Part a) No, there is not a significant difference between 2006 and 2016 students' test scores.

Part b) Interval: (-0.689, 5.089)

Explanation:

Part A

We want to determine whether there is a significant difference between the population mean scores of the students. We will test the hypotheses:

H_0: mu_"y" = mu_"x"
H_a: mu_"y" < mu_"x"

where "y" represents data from 2016, and "x" represents data from 2006.

We can conduct a two-sample t-test for the difference between two means using a significance level alpha = .05 if the following conditions for inference are met.

  • Random: both samples (2006 and 2016) are random samples
  • 10% condition / Independence: We must assume that the population of test takers ...
  • in 2006 is greater than 140 N_x >= 10*14
  • in 2016 is greater than 200 N_y >= 10*20
  • Large/Normal samples: We must assume that the distributions for both populations are each approximately Normal

The formula for the test statistic t is:

t = frac{barx - bary}{sqrt(frac{s_x^2}{n_x}+frac{s_y^2}{n_y})}

with degrees of freedom (using the lower n) "df" = n_x-1

Substitute values:
t = frac{73.0-70.8}{sqrt(frac{3.2^2}{14}+frac{4.6^2}{20})}

"df" = 14-1=13

Now, using the table of t critical values or a calculator, we can find that our p value lies between .05 and .10.
(Using a calculator):

p = .0549

Since our p value p = .0549 is greater than our significance level alpha = .05, we fail to reject our null hypothesis. There is not convincing evidence of a significant difference between 2006 and 2016 tests.


Part B

We want to construct a 95% confidence interval for the difference between two means.

We can use a two-sample t-interval . The conditions for inference were verified in part (a).

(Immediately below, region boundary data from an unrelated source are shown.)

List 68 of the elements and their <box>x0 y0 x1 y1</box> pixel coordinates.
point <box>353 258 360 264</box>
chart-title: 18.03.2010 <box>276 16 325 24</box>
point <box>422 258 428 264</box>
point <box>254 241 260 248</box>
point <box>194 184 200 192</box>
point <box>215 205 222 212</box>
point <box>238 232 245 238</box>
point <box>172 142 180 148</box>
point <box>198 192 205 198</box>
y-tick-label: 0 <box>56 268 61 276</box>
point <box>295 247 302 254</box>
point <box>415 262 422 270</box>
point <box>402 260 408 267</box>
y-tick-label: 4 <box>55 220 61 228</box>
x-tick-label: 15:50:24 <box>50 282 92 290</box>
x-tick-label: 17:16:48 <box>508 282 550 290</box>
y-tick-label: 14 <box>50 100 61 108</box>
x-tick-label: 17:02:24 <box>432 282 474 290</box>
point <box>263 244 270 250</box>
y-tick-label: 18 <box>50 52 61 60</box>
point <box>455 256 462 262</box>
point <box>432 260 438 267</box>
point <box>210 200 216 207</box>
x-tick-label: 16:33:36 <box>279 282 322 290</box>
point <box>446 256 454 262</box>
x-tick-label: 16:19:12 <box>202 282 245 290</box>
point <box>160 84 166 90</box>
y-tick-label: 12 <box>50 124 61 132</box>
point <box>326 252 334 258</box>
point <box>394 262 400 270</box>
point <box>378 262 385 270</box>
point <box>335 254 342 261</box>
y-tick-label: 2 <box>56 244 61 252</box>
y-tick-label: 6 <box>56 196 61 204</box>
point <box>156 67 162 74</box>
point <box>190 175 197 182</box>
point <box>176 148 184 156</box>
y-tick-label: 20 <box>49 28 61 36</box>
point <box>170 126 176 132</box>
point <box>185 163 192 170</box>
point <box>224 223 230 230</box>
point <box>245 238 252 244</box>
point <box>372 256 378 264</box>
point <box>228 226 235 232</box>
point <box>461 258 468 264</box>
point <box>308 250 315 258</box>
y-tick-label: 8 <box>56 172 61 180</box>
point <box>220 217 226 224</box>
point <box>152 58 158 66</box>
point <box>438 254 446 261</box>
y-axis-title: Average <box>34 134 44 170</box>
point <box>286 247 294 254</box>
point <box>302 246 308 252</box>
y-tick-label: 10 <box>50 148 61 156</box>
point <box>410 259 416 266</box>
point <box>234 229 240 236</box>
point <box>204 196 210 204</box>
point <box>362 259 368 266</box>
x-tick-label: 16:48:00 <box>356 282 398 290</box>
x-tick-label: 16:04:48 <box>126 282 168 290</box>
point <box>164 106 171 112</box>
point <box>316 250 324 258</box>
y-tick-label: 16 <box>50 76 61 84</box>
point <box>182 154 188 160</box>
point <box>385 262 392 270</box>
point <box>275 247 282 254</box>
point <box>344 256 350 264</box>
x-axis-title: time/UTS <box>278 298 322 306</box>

The formula for the two-sample t-interval with 95% confidence is:

(barx - bary) +- t^("*")sqrt(frac{s_x^2}{n_x}+frac{s_y^2}{n_y})

Substitute values:
Find t using the table of critical t values (linked above). This is where we specify the 95% confidence.

(73.0-70.8) +- (2.160)sqrt(frac{3.2^2}{14}+frac{4.6^2}{20})

2.2 +- 2.889

We are 95% confident that the interval from -0.689 to 5.089 captures the true difference barx - bary between the population mean test scores in 2006 and 2016.